Sumber Foto: https://www.inews.id/news/nasional/batas-laut-pulau-jawa-berdasarkan-peta-daratan-luas-hingga-kondisi-alamnya

Oleh: K.H. Abdurrahman Wahid

Apa yang dapat dicatat dari hasil pemilihan Gubernur Banten, DKI Jakarta, dan Jawa Barat? Menurut undang-undang yang ada, ada permainan uang, penggunaan APBD, dan intimidasi fisik kepada sebagian anggota DPRD provinsi. Tapi, hasil yang dicapai diterima baik oleh yang kalah maupun masyarakat.

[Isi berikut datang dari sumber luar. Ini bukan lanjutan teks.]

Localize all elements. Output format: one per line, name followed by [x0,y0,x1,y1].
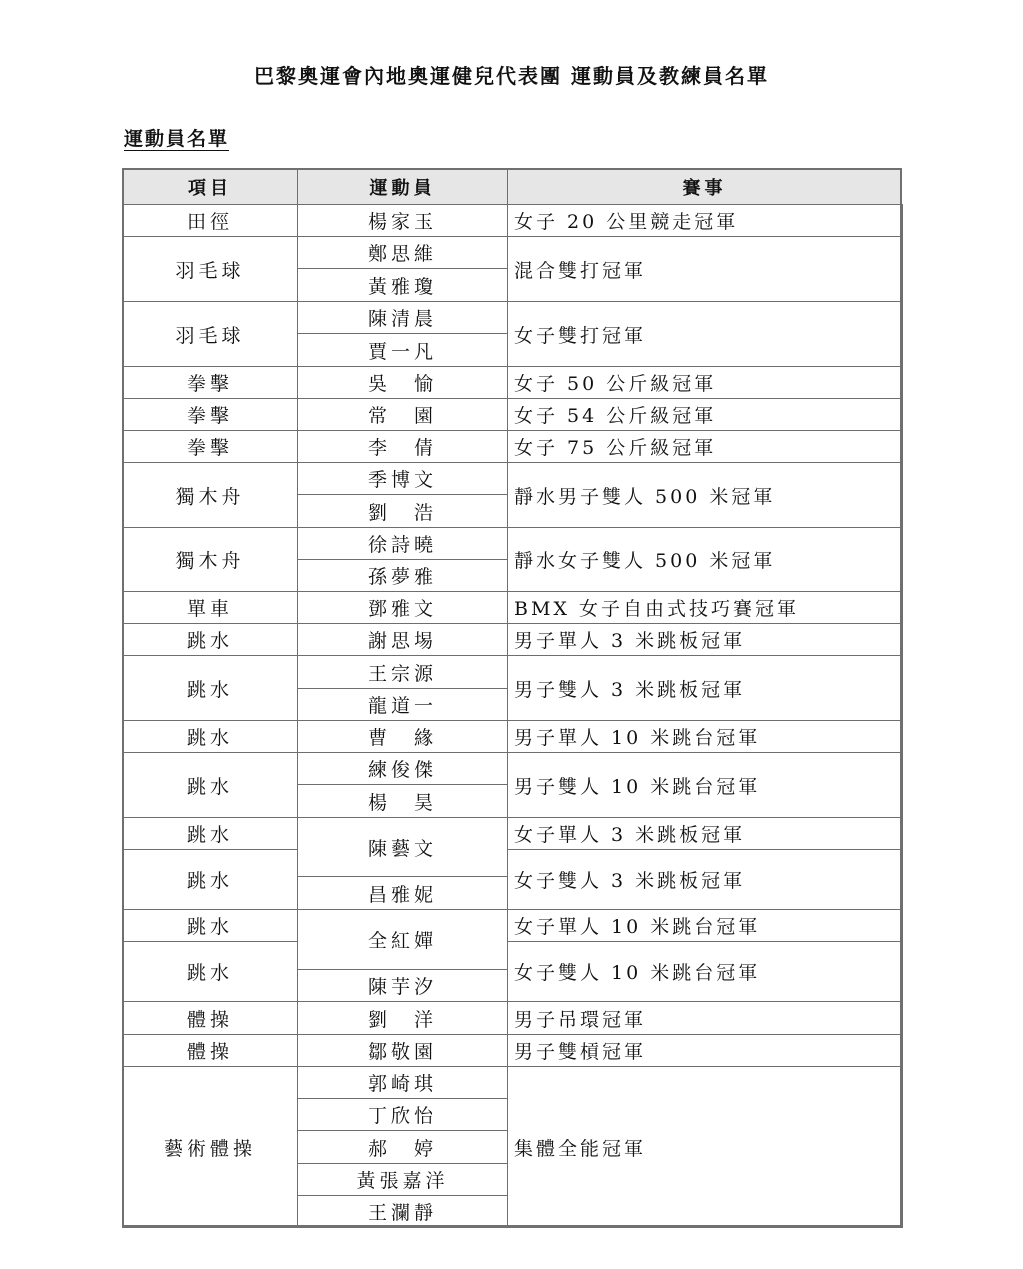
sport-cell: 單車 [122,591,298,624]
sport-cell: 跳水 [122,817,298,850]
athlete-cell: 鄭思維 [297,236,508,269]
event-cell: 靜水女子雙人 500 米冠軍 [507,527,903,592]
event-cell: 女子雙人 10 米跳台冠軍 [507,941,903,1002]
athlete-cell: 李 倩 [297,430,508,463]
event-cell: 男子雙人 3 米跳板冠軍 [507,655,903,721]
athlete-cell: 龍道一 [297,688,508,721]
event-cell: BMX 女子自由式技巧賽冠軍 [507,591,903,624]
event-cell: 混合雙打冠軍 [507,236,903,302]
sport-cell: 跳水 [122,720,298,753]
document-title: 巴黎奧運會內地奧運健兒代表團 運動員及教練員名單 [0,60,1023,89]
sport-cell: 體操 [122,1001,298,1035]
athlete-cell: 賈一凡 [297,333,508,367]
sport-cell: 拳擊 [122,366,298,399]
sport-cell: 體操 [122,1034,298,1067]
athlete-cell: 黃雅瓊 [297,268,508,302]
athlete-cell: 王宗源 [297,655,508,689]
athlete-cell: 楊家玉 [297,204,508,237]
sport-cell: 跳水 [122,752,298,818]
athlete-cell: 陳芋汐 [297,969,508,1002]
athlete-table: 項目 運動員 賽事 田徑羽毛球羽毛球拳擊拳擊拳擊獨木舟獨木舟單車跳水跳水跳水跳水… [122,168,902,1227]
athlete-cell: 曹 緣 [297,720,508,753]
section-title-athletes: 運動員名單 [124,124,229,151]
athlete-cell: 全紅嬋 [297,909,508,970]
sport-cell: 獨木舟 [122,527,298,592]
athlete-cell: 徐詩曉 [297,527,508,560]
athlete-cell: 陳清晨 [297,301,508,334]
athlete-cell: 劉 洋 [297,1001,508,1035]
event-cell: 女子 20 公里競走冠軍 [507,204,903,237]
athlete-cell: 郭崎琪 [297,1066,508,1099]
event-cell: 男子吊環冠軍 [507,1001,903,1035]
event-cell: 女子 75 公斤級冠軍 [507,430,903,463]
athlete-cell: 郝 婷 [297,1130,508,1164]
athlete-cell: 陳藝文 [297,817,508,877]
athlete-cell: 王瀾靜 [297,1195,508,1228]
event-cell: 女子單人 10 米跳台冠軍 [507,909,903,942]
athlete-cell: 劉 浩 [297,494,508,528]
athlete-cell: 孫夢雅 [297,559,508,592]
event-cell: 女子單人 3 米跳板冠軍 [507,817,903,850]
header-athlete: 運動員 [297,168,508,205]
sport-cell: 跳水 [122,909,298,942]
athlete-cell: 季博文 [297,462,508,495]
event-cell: 女子雙打冠軍 [507,301,903,367]
sport-cell: 羽毛球 [122,236,298,302]
sport-cell: 跳水 [122,623,298,656]
athlete-cell: 黃張嘉洋 [297,1163,508,1196]
header-event: 賽事 [507,168,902,205]
sport-cell: 拳擊 [122,398,298,431]
sport-cell: 跳水 [122,655,298,721]
event-cell: 男子雙人 10 米跳台冠軍 [507,752,903,818]
sport-cell: 田徑 [122,204,298,237]
event-cell: 女子 50 公斤級冠軍 [507,366,903,399]
athlete-cell: 楊 昊 [297,784,508,818]
sport-cell: 獨木舟 [122,462,298,528]
event-cell: 靜水男子雙人 500 米冠軍 [507,462,903,528]
athlete-cell: 謝思埸 [297,623,508,656]
event-cell: 集體全能冠軍 [507,1066,903,1228]
athlete-cell: 鄒敬園 [297,1034,508,1067]
event-cell: 男子單人 3 米跳板冠軍 [507,623,903,656]
athlete-cell: 昌雅妮 [297,876,508,910]
sport-cell: 羽毛球 [122,301,298,367]
sport-cell: 拳擊 [122,430,298,463]
event-cell: 女子 54 公斤級冠軍 [507,398,903,431]
sport-cell: 藝術體操 [122,1066,298,1228]
event-cell: 男子雙槓冠軍 [507,1034,903,1067]
event-cell: 男子單人 10 米跳台冠軍 [507,720,903,753]
athlete-cell: 吳 愉 [297,366,508,399]
sport-cell: 跳水 [122,849,298,910]
athlete-cell: 練俊傑 [297,752,508,785]
athlete-cell: 丁欣怡 [297,1098,508,1131]
athlete-cell: 常 園 [297,398,508,431]
header-sport: 項目 [122,168,298,205]
sport-cell: 跳水 [122,941,298,1002]
athlete-cell: 鄧雅文 [297,591,508,624]
event-cell: 女子雙人 3 米跳板冠軍 [507,849,903,910]
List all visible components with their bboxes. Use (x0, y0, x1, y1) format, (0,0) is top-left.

Memang masih ada masalah ikutannya, tetapi hal itu diselesaikan melalui prosedur hukum, dan tidak melalui proses politik dengan penggunaan kekuatan massa. Apa pun keberatan dari calon yang kalah maupun masyarakat, penghormatan kepada proses hukum harus dilihat sebagai proses pendewasaan kehidupan politik yang wajar-wajar saja. Sikap menerima kekalahan oleh Ace S.M. di Banten, Tarmidi Suhardjo di DKI Jakarta, Abdul Kahfi di Jawa Timur, dan Mardijo di Jawa Tengah mendorong tercapainya stabilitas politik yang amat diharapkan saat ini.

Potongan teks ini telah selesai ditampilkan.